Monday, Feb. 28, 1955

Clean-Up, Paint-Up

"This is the most wonderful time we've had since the last royal cremation." exclaimed a happy Siamese building contractor as he gazed about him in Bangkok last week. Thailand's carefree, colorful capital was in an unaccustomed fever of activity. On every side, under a blazing tropical sun, builders, bricklayers, tile setters, linemen, street sweepers and landscape gardeners were laboring, at a cost of perhaps $2,000,000, to ready their city for the arrival of the great men of SEATO (see above). The government of soft-spoken Strongman Marshal Phi-bun Songram, warm advocate of the West, hoped that the new treaty organization might even choose Bangkok as its permanent home.

A few jaundiced observers wondered whether Bangkok would not do better to spend its energy to clean up its politics rather than its streets. Contented and traditionally independent (more than 700 years), Thailand is the only frankly pro-Western ally along the southeast border of Red China. But its government is also autocratic and corrupt. Communist propa ganda makes heavy capital of these facts, but for the most part the amiable Siamese themselves, generally smiling and invariably well-fed, seem not to give a hoot.

Uplifted Face. The U.S., which channels millions in aid to the Phibun government, and U.S. businessmen who sell their shiny products and soft drinks in Thailand's hospitable atmosphere, also seem content to let things ramble along in their amiable Siamese way. (Since Bangkok has become a kind of focal point for U.S. activity in Southeast Asia, no American has any standing whatever in Bangkok society if he is not rumored to work for the CIA.)

Last week, as Siamese energy and money combined to lift the face of Bangkok, telephone poles were uprooted along all of the city's main roads and moved back to make the cluttered highways passable to the expected influx of conference limousines.
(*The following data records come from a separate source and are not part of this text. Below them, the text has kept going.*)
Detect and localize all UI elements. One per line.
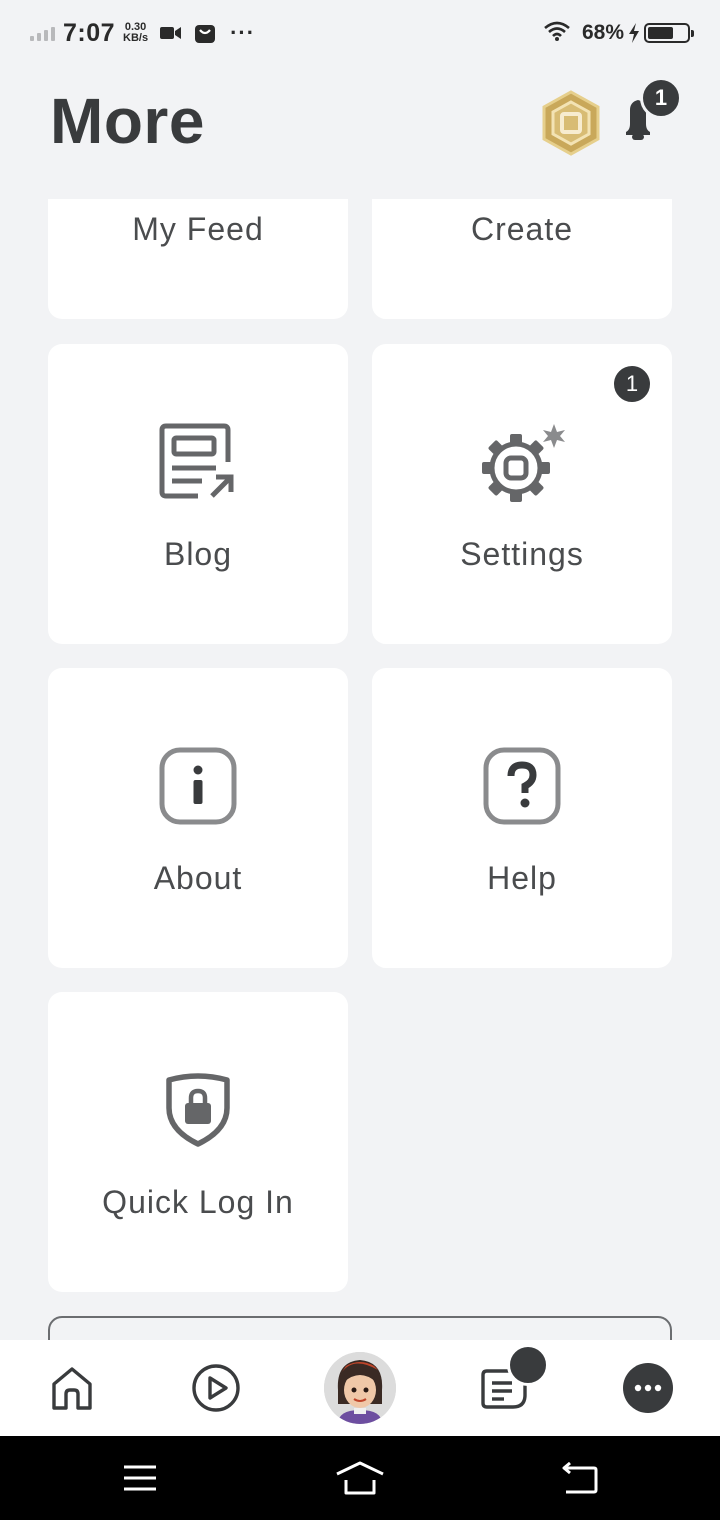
tile-label: Blog [163,536,233,572]
video-icon [160,25,182,41]
avatar [324,1352,396,1424]
bag-icon [194,22,216,44]
signal-icon [30,25,55,41]
back-icon [562,1462,598,1494]
nav-discover[interactable] [166,1340,266,1436]
tile-label: Create [470,211,574,247]
notification-badge: 1 [640,77,682,119]
tile-my-feed[interactable]: My Feed [48,199,348,319]
battery-percent: 68% [581,21,624,44]
partial-tile[interactable] [48,1316,672,1340]
tile-label: Help [487,860,557,896]
battery-fill [648,27,673,39]
nav-avatar[interactable] [310,1340,410,1436]
status-time: 7:07 [63,18,116,47]
tile-label: Settings [460,536,584,572]
net-speed: 0.30 KB/s [123,22,148,44]
home-icon [52,1367,92,1410]
net-speed-unit: KB/s [123,32,149,44]
more-menu-scroll[interactable]: My Feed Create Blog 1 Settings About Hel… [0,199,720,1340]
page-title: More [50,85,205,157]
help-icon [482,746,562,831]
tile-create[interactable]: Create [372,199,672,319]
tile-blog[interactable]: Blog [48,344,348,644]
android-back-button[interactable] [540,1450,620,1506]
overflow-dots: ··· [230,20,256,45]
android-menu-button[interactable] [100,1450,180,1506]
bottom-nav [0,1340,720,1436]
shield-lock-icon [163,1072,233,1153]
info-icon [158,746,238,831]
blog-icon [158,422,238,507]
settings-icon [474,422,570,511]
menu-icon [124,1465,156,1491]
wifi-icon [544,21,570,46]
robux-icon [542,90,600,156]
play-icon [192,1364,240,1412]
tile-about[interactable]: About [48,668,348,968]
chat-badge [507,1344,549,1386]
tile-quick-log-in[interactable]: Quick Log In [48,992,348,1292]
settings-badge: 1 [612,364,652,404]
tile-label: About [153,860,243,896]
status-bar-left: 7:07 0.30 KB/s ··· [30,16,255,50]
tile-label: My Feed [132,211,264,247]
home-icon [336,1461,384,1495]
status-bar: 7:07 0.30 KB/s ··· 68% [0,0,720,66]
nav-more[interactable] [598,1340,698,1436]
charging-icon [628,23,640,43]
tile-settings[interactable]: 1 Settings [372,344,672,644]
status-bar-right: 68% [544,16,694,50]
nav-home[interactable] [22,1340,122,1436]
android-home-button[interactable] [320,1450,400,1506]
more-icon [623,1363,673,1413]
tile-label: Quick Log In [102,1184,294,1220]
battery-icon [644,23,694,43]
android-nav-bar [0,1436,720,1520]
tile-help[interactable]: Help [372,668,672,968]
robux-button[interactable] [538,90,604,156]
Eighty thousand flowering shrubs were brought in from the countryside and planted along roads and canals with, as one Siamese paper put it, "express orders to bloom when the visitors arrived." Early in the week Bangkok's fast-cracking Public Works Chief Luang Burakam decided that the main street before the great former royal palace where the conference is to be held needed some fountains. He got off a cable to Germany, and before one could say Prajadhipok. workmen were installing gleaming, white, multi-tiered jobs which had arrived by air freight.

Dying Flies. Twenty miles out of town, workmen were frantically erecting a village of prefab houses for the conference hangers-on. In the lobby of Bangkok's Trocadero Hotel, where the bigwigs are to stay, painters laid new colors on walls, ceiling and passing guests. In the upper stories, a grim-faced "sanitation engineer," armed with a huge, mechanical Flit-gun, mowed down his enemies by the thousands. "The flies are dying," cracked one preconference resident, "like hotel guests."
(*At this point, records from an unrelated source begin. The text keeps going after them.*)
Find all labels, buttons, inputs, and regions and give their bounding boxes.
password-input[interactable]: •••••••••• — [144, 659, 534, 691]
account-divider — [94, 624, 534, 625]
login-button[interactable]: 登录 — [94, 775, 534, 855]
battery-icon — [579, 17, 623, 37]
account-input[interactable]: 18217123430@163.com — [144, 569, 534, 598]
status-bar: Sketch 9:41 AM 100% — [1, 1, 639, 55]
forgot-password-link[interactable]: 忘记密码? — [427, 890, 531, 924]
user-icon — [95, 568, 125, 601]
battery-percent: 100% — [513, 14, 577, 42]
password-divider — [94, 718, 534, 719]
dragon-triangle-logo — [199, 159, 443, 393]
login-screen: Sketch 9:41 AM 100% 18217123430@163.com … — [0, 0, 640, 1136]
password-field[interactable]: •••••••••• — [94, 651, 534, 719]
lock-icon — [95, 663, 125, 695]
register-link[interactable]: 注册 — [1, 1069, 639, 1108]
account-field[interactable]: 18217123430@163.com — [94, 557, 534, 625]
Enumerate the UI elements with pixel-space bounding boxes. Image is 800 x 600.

In a matter of days, a score of bridges were resurfaced and the muddy pathways along Bangkok's Suriwong Road were transmuted into well-paved sidewalks. To "avoid embarrassing incidents," the city's numberless perverts had been rounded up. And as a further concession to the dignity of the visitors. Bangkok's mothers were ordered not to let their children run naked through the streets while the conference lasted.